Many researchers have investigated circulating vitamin D and all-cause mortality in general populations. Consistent with our observation, many studies have reported higher risk of death for people with low vitamin D concentrations. This suggests that the association observed in our study may not be specific to RCC survival, but rather a reflection of a general phenomenon. Our observation that high levels of 25(OH)D3 might be associated with higher risk of death is consistent with results from the Uppsala Longitudinal Study of Adult Men, which also suggest a U-shaped association. Despite this accord, further studies are required to investigate the intriguing possibility that both low and high concentrations are associated with all-cause mortality.
The principal limitation of our study is that 25(OH)D3 was measured using a single blood sample drawn in adulthood. Although individual vitamin D measurements are reasonably reproducible, intraindividual variation may still be important. Further, it is possible that a single measurement in adulthood does not capture exposure to vitamin D in an etiologically relevant period.

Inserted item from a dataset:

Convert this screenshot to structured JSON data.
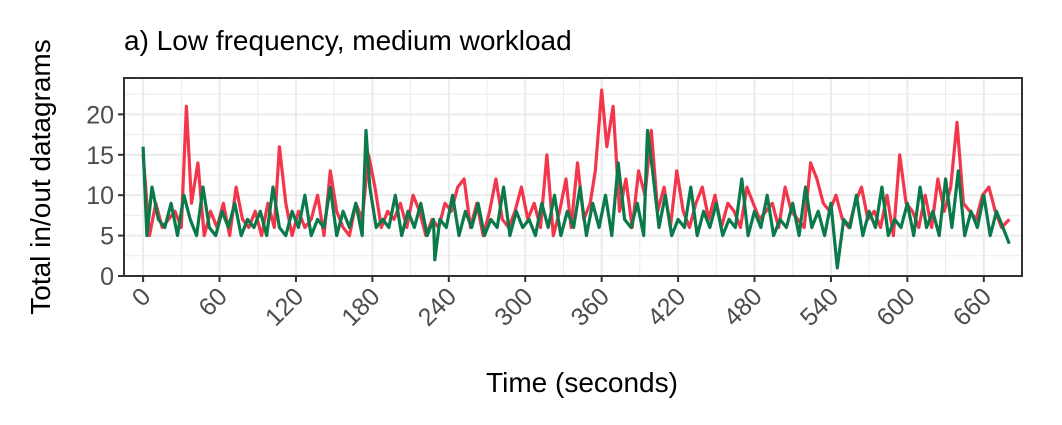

Our study has several strengths. Importantly, our sample included participants from 10 European countries from different geographical latitudes and with a wide range of 25(OH)D3 concentrations. Biospecimen handling was standardized, and quantification of circulating 25(OH)D3 took place in a single laboratory, thus minimizing systematic interlaboratory variation. The prospective design of our study, in which 25(OH)D3 concentrations were assessed using blood collected prior to diagnosis, minimizes the chance that any differences between cases and controls are caused by existing tumors. Further, the availability of detailed information on potential confounders—particularly the inclusion of circulating cotinine as a biomarker of current smoking intensity and creatinine as a marker of renal function—affords additional confidence that the observed associations were not caused by residual confounding.
In conclusion, we found that low concentrations of 25(OH)D3 were associated with higher risk of RCC as well as lower all-cause mortality among RCC cases. High concentrations of 25(OH)D3 might also be associated with increased risk of all-cause mortality among RCC cases.